Some water quality parameters have Federal or State water quality standards while others have suggested benchmarks. For more information about a parameter’s standard or suggested benchmark, please reference Water Quality Standards in the Indiana Administrative Code.
One of the most widely used herbicides in the Unites States, atrazine is used to control grassy weeds in crop fields. Because of its chemical properties and widespread use as an herbicide, concerns have been raised over the risks it poses for aquatic organisms and humans. These risks are most pronounced in agricultural watersheds where atrazine is commonly applied and the majority of residents draw drinking water from private wells. Atrazine is regulated by the U.S. Environmental Protection Agency (U.S. EPA). Under the Safe Drinking Water Act, U.S. EPA has determined that an annual average of no more than 3 parts per billion (ppb) of atrazine may be present in drinking water.
Atrazine is relatively expensive to sample for, so most of Indiana’s watershed groups do not collect data on it.

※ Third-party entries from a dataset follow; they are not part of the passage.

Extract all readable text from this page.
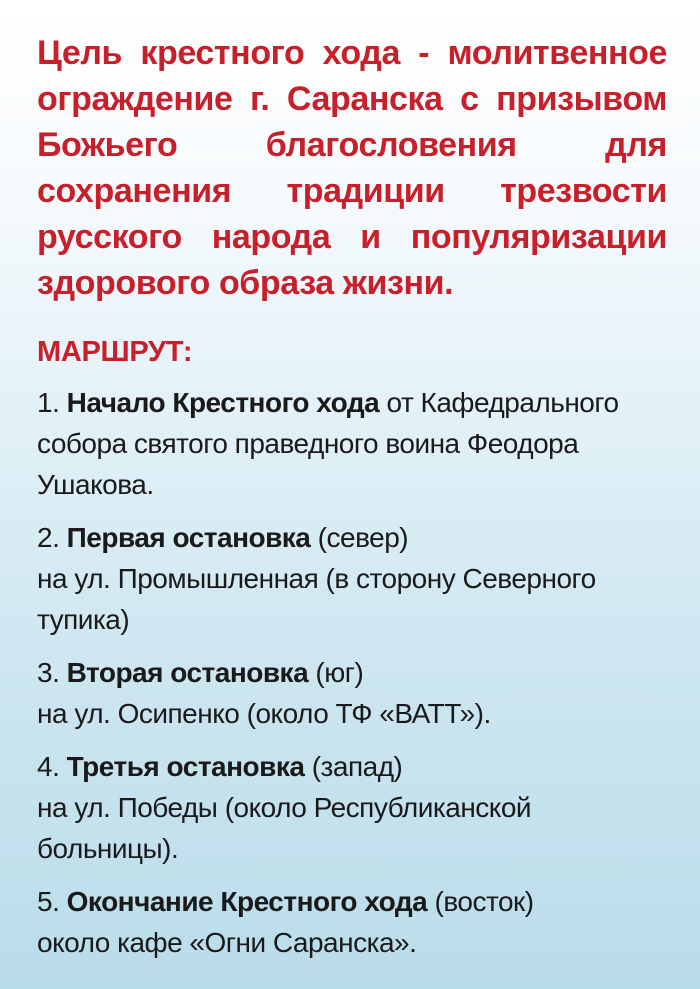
Цель крестного хода - молитвенное ограждение г. Саранска с призывом Божьего благословения для сохранения традиции трезвости русского народа и популяризации здорового образа жизни.

МАРШРУТ:
1. Начало Крестного хода от Кафедрального собора святого праведного воина Феодора Ушакова.
2. Первая остановка (север)
на ул. Промышленная (в сторону Северного тупика)
3. Вторая остановка (юг)
на ул. Осипенко (около ТФ «ВАТТ»).
4. Третья остановка (запад)
на ул. Победы (около Республиканской больницы).
5. Окончание Крестного хода (восток)
около кафе «Огни Саранска».
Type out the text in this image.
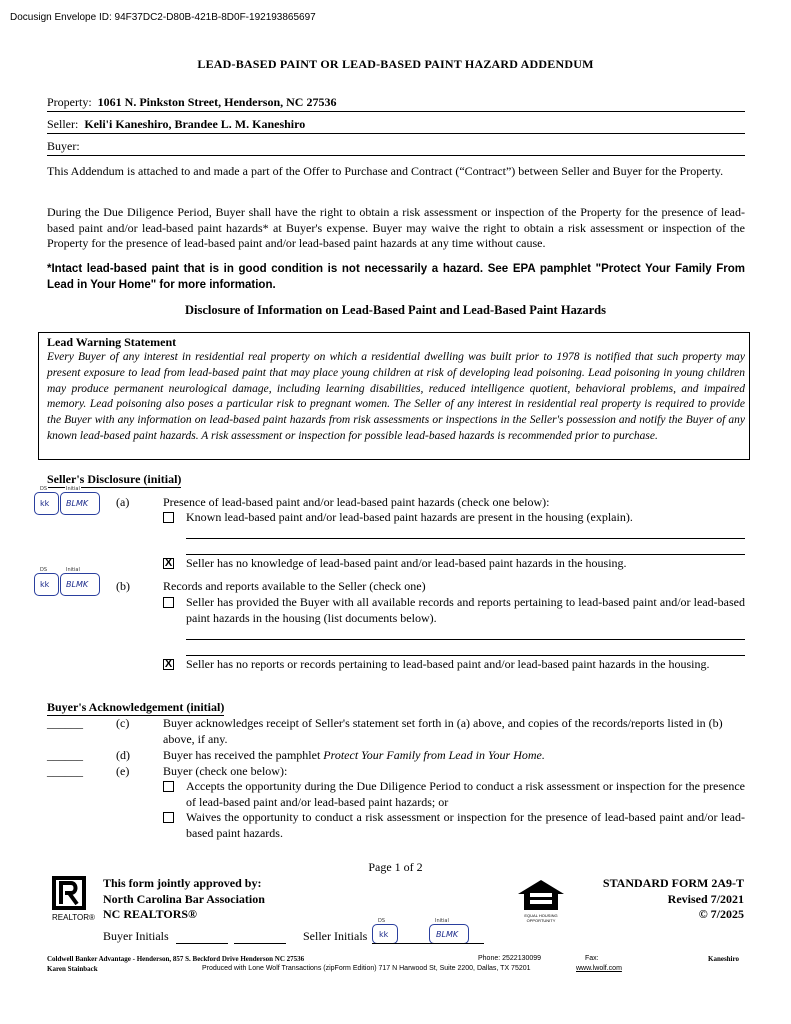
Docusign Envelope ID: 94F37DC2-D80B-421B-8D0F-192193865697
LEAD-BASED PAINT OR LEAD-BASED PAINT HAZARD ADDENDUM
Property: 1061 N. Pinkston Street, Henderson, NC 27536
Seller: Keli'i Kaneshiro, Brandee L. M. Kaneshiro
Buyer:
This Addendum is attached to and made a part of the Offer to Purchase and Contract (“Contract”) between Seller and Buyer for the Property.
During the Due Diligence Period, Buyer shall have the right to obtain a risk assessment or inspection of the Property for the presence of lead-based paint and/or lead-based paint hazards* at Buyer's expense. Buyer may waive the right to obtain a risk assessment or inspection of the Property for the presence of lead-based paint and/or lead-based paint hazards at any time without cause.
*Intact lead-based paint that is in good condition is not necessarily a hazard. See EPA pamphlet "Protect Your Family From Lead in Your Home" for more information.
Disclosure of Information on Lead-Based Paint and Lead-Based Paint Hazards
Lead Warning Statement
Every Buyer of any interest in residential real property on which a residential dwelling was built prior to 1978 is notified that such property may present exposure to lead from lead-based paint that may place young children at risk of developing lead poisoning. Lead poisoning in young children may produce permanent neurological damage, including learning disabilities, reduced intelligence quotient, behavioral problems, and impaired memory. Lead poisoning also poses a particular risk to pregnant women. The Seller of any interest in residential real property is required to provide the Buyer with any information on lead-based paint hazards from risk assessments or inspections in the Seller's possession and notify the Buyer of any known lead-based paint hazards. A risk assessment or inspection for possible lead-based hazards is recommended prior to purchase.
Seller's Disclosure (initial)
DS
kk
Initial
BLMK (a)	Presence of lead-based paint and/or lead-based paint hazards (check one below):
Known lead-based paint and/or lead-based paint hazards are present in the housing (explain).
X Seller has no knowledge of lead-based paint and/or lead-based paint hazards in the housing.
DS
kk
Initial
BLMK (b)	Records and reports available to the Seller (check one)
Seller has provided the Buyer with all available records and reports pertaining to lead-based paint and/or lead-based paint hazards in the housing (list documents below).
X Seller has no reports or records pertaining to lead-based paint and/or lead-based paint hazards in the housing.
Buyer's Acknowledgement (initial)
______	(c)	Buyer acknowledges receipt of Seller's statement set forth in (a) above, and copies of the records/reports listed in (b) above, if any.
______	(d)	Buyer has received the pamphlet Protect Your Family from Lead in Your Home.
______	(e)	Buyer (check one below):
Accepts the opportunity during the Due Diligence Period to conduct a risk assessment or inspection for the presence of lead-based paint and/or lead-based paint hazards; or
Waives the opportunity to conduct a risk assessment or inspection for the presence of lead-based paint and/or lead-based paint hazards.
Page 1 of 2
REALTOR®
This form jointly approved by:
North Carolina Bar Association
NC REALTORS®	EQUAL HOUSING OPPORTUNITY
STANDARD FORM 2A9-T
Revised 7/2021
© 7/2025
Buyer Initials	Seller Initials
DS
kk
Initial
BLMK
Coldwell Banker Advantage - Henderson, 857 S. Beckford Drive Henderson NC 27536	Phone: 2522130099	Fax:	Kaneshiro
Karen Stainback	Produced with Lone Wolf Transactions (zipForm Edition) 717 N Harwood St, Suite 2200, Dallas, TX 75201	www.lwolf.com
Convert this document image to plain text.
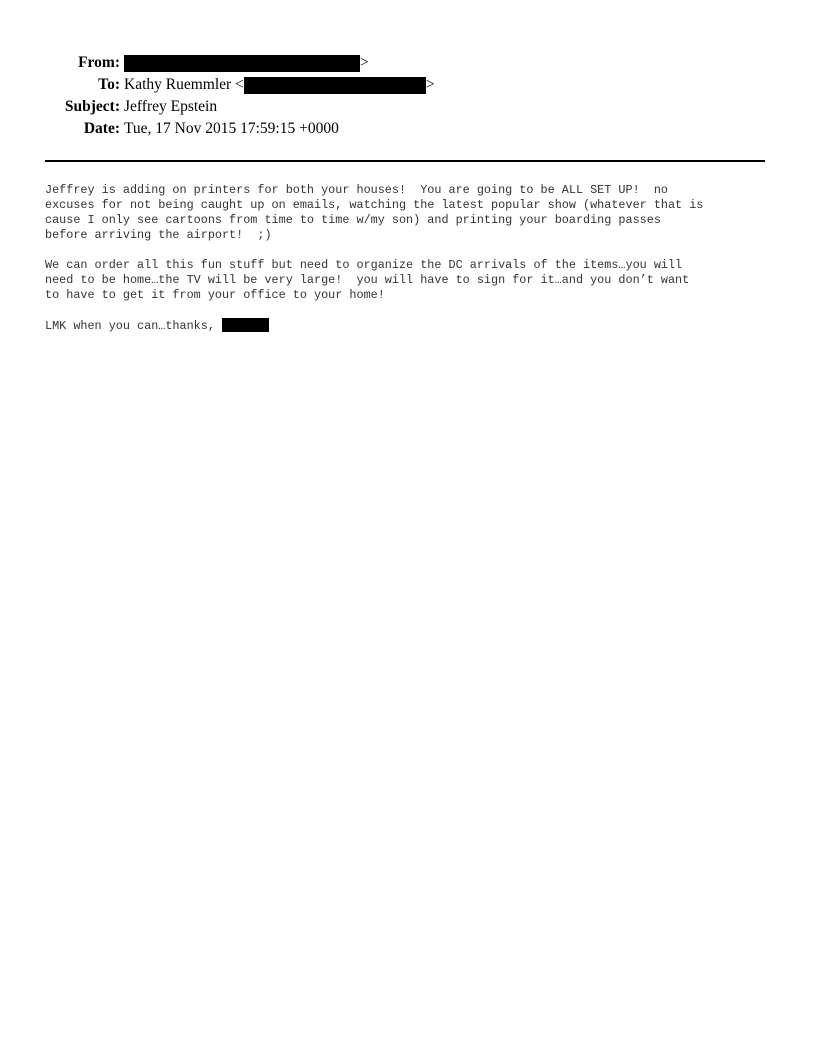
From:	>
To: Kathy Ruemmler <	>
Subject: Jeffrey Epstein
Date: Tue, 17 Nov 2015 17:59:15 +0000
Jeffrey is adding on printers for both your houses!  You are going to be ALL SET UP!  no
excuses for not being caught up on emails, watching the latest popular show (whatever that is
cause I only see cartoons from time to time w/my son) and printing your boarding passes
before arriving the airport!  ;)
We can order all this fun stuff but need to organize the DC arrivals of the items…you will
need to be home…the TV will be very large!  you will have to sign for it…and you don’t want
to have to get it from your office to your home!
LMK when you can…thanks,
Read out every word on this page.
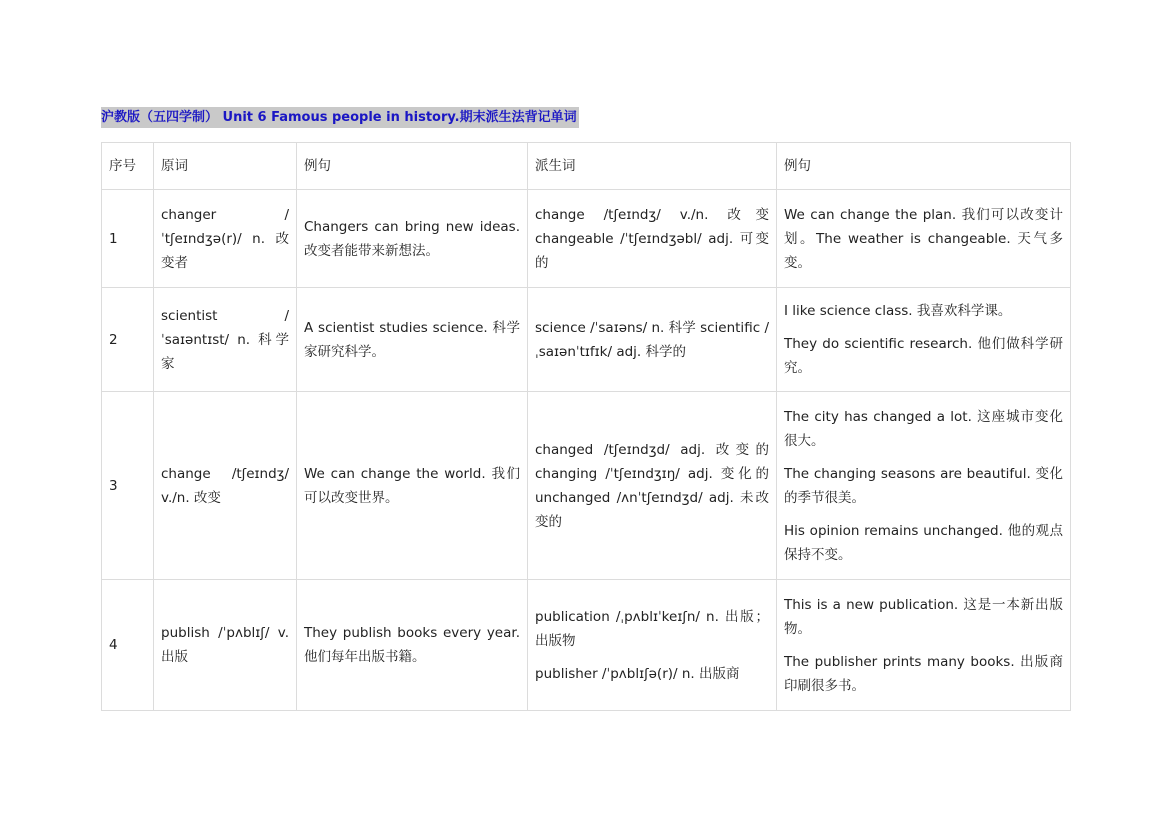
沪教版（五四学制） Unit 6 Famous people in history.期末派生法背记单词
序号	原词	例句	派生词	例句
1	changer /ˈtʃeɪndʒə(r)/ n. 改变者	Changers can bring new ideas. 改变者能带来新想法。	change /tʃeɪndʒ/ v./n. 改变 changeable /ˈtʃeɪndʒəbl/ adj. 可变的	We can change the plan. 我们可以改变计划。The weather is changeable. 天气多变。

2	scientist /ˈsaɪəntɪst/ n. 科学家	A scientist studies science. 科学家研究科学。	science /ˈsaɪəns/ n. 科学 scientific /ˌsaɪənˈtɪfɪk/ adj. 科学的	I like science class. 我喜欢科学课。
They do scientific research. 他们做科学研究。

3	change /tʃeɪndʒ/ v./n. 改变	We can change the world. 我们可以改变世界。	changed /tʃeɪndʒd/ adj. 改变的 changing /ˈtʃeɪndʒɪŋ/ adj. 变化的 unchanged /ʌnˈtʃeɪndʒd/ adj. 未改变的	The city has changed a lot. 这座城市变化很大。
The changing seasons are beautiful. 变化的季节很美。
His opinion remains unchanged. 他的观点保持不变。

4	publish /ˈpʌblɪʃ/ v. 出版	They publish books every year. 他们每年出版书籍。	publication /ˌpʌblɪˈkeɪʃn/ n. 出版；出版物
publisher /ˈpʌblɪʃə(r)/ n. 出版商	This is a new publication. 这是一本新出版物。
The publisher prints many books. 出版商印刷很多书。
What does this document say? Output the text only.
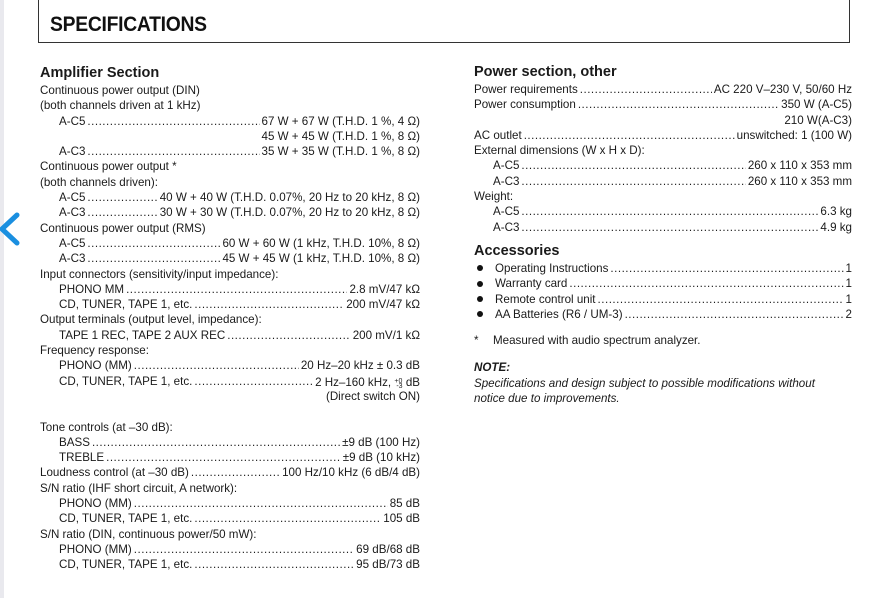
SPECIFICATIONS
Amplifier Section
Continuous power output (DIN)
(both channels driven at 1 kHz)
A-C5 .....	67 W + 67 W (T.H.D. 1 %, 4 Ω)
45 W + 45 W (T.H.D. 1 %, 8 Ω)
A-C3 .....	35 W + 35 W (T.H.D. 1 %, 8 Ω)
Continuous power output *
(both channels driven):
A-C5 .....	40 W + 40 W (T.H.D. 0.07%, 20 Hz to 20 kHz, 8 Ω)
A-C3 .....	30 W + 30 W (T.H.D. 0.07%, 20 Hz to 20 kHz, 8 Ω)
Continuous power output (RMS)
A-C5 .....	60 W + 60 W (1 kHz, T.H.D. 10%, 8 Ω)
A-C3 .....	45 W + 45 W (1 kHz, T.H.D. 10%, 8 Ω)
Input connectors (sensitivity/input impedance):
PHONO MM .....	2.8 mV/47 kΩ
CD, TUNER, TAPE 1, etc. .....	200 mV/47 kΩ
Output terminals (output level, impedance):
TAPE 1 REC, TAPE 2 AUX REC .....	200 mV/1 kΩ
Frequency response:
PHONO (MM) .....	20 Hz–20 kHz ± 0.3 dB
CD, TUNER, TAPE 1, etc. .....	2 Hz–160 kHz, $^{+0}_{-3}$ dB
(Direct switch ON)
Tone controls (at –30 dB):
BASS .....	±9 dB (100 Hz)
TREBLE .....	±9 dB (10 kHz)
Loudness control (at –30 dB) .....	100 Hz/10 kHz (6 dB/4 dB)
S/N ratio (IHF short circuit, A network):
PHONO (MM) .....	85 dB
CD, TUNER, TAPE 1, etc. .....	105 dB
S/N ratio (DIN, continuous power/50 mW):
PHONO (MM) .....	69 dB/68 dB
CD, TUNER, TAPE 1, etc. .....	95 dB/73 dB
Power section, other
Power requirements .....	AC 220 V–230 V, 50/60 Hz
Power consumption .....	350 W (A-C5)
210 W(A-C3)
AC outlet .....	unswitched: 1 (100 W)
External dimensions (W x H x D):
A-C5 .....	260 x 110 x 353 mm
A-C3 .....	260 x 110 x 353 mm
Weight:
A-C5 .....	6.3 kg
A-C3 .....	4.9 kg
Accessories
Operating Instructions .....	1
Warranty card .....	1
Remote control unit .....	1
AA Batteries (R6 / UM-3) .....	2
* Measured with audio spectrum analyzer.
NOTE:
Specifications and design subject to possible modifications without
notice due to improvements.
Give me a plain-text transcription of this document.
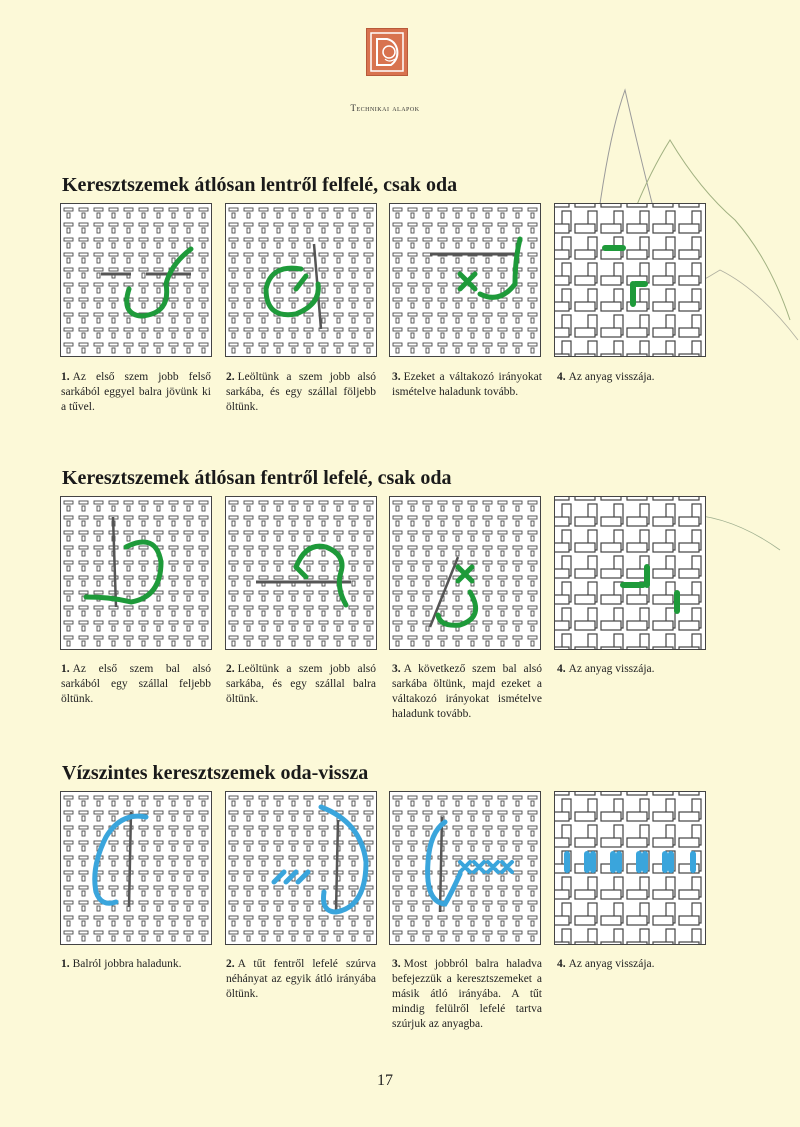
Technikai alapok
Keresztszemek átlósan lentről felfelé, csak oda
Keresztszemek átlósan fentről lefelé, csak oda
Vízszintes keresztszemek oda-vissza
1. Az első szem jobb felső sarkából eggyel balra jövünk ki a tűvel.
2. Leöltünk a szem jobb alsó sarkába, és egy szállal följebb öltünk.
3. Ezeket a váltakozó irányokat ismételve haladunk tovább.
4. Az anyag visszája.
1. Az első szem bal alsó sarkából egy szállal feljebb öltünk.
2. Leöltünk a szem jobb alsó sarkába, és egy szállal balra öltünk.
3. A következő szem bal alsó sarkába öltünk, majd ezeket a váltakozó irányokat ismételve haladunk tovább.
4. Az anyag visszája.
1. Balról jobbra haladunk.	2. A tűt fentről lefelé szúrva néhányat az egyik átló irányába öltünk.
3. Most jobbról balra haladva befejezzük a keresztszemeket a másik átló irányába. A tűt mindig felülről lefelé tartva szúrjuk az anyagba.
4. Az anyag visszája.
17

Several independent studies have found atrazine in the drinking water supply across the Midwest, including Indiana. Skeptics of the herbicide’s safety believe the standard in the Safe Drinking Water Act needs to be revised. U.S. EPA has recently announced it is undertaking a review of recent atrazine studies to determine if more regulation is needed.
Those concerned about atrazine in their drinking water should use a filter certified by NSF International to meet American National Standards Institute Standard 53 for volatile organic compound (VOC) reduction and therefore capable of significantly reducing many health-related contaminants, including atrazine.
More information about Atrazine:
Biological oxygen demand (BOD) is a measure of the oxygen used by bacteria to decompose a waste. A high BOD level indicates lots of bacteria in the water, which also indicates organic pollution. Nitrates and phosphates in a body of water can contribute to high BOD levels. Nitrates and phosphates are plant nutrients and can cause plant life and algae to grow quickly. This contributes to the organic waste in the water, which is then decomposed by bacteria, resulting in a high BOD level. Common nitrate and phosphate sources include urban and agricultural fertilizers or human and animal waste.
The temperature [PDF] of the water can also contribute to high BOD levels. For example, warmer water usually will have a higher BOD level than colder water. As water temperature increases, the rate of photosynthesis by algae and other plant life in the water also increases. When this happens, plants grow faster and die faster. When the plants die, they sink to the bottom and are decomposed by bacteria. The bacteria require oxygen for the decomposition process, raising the BOD at that location.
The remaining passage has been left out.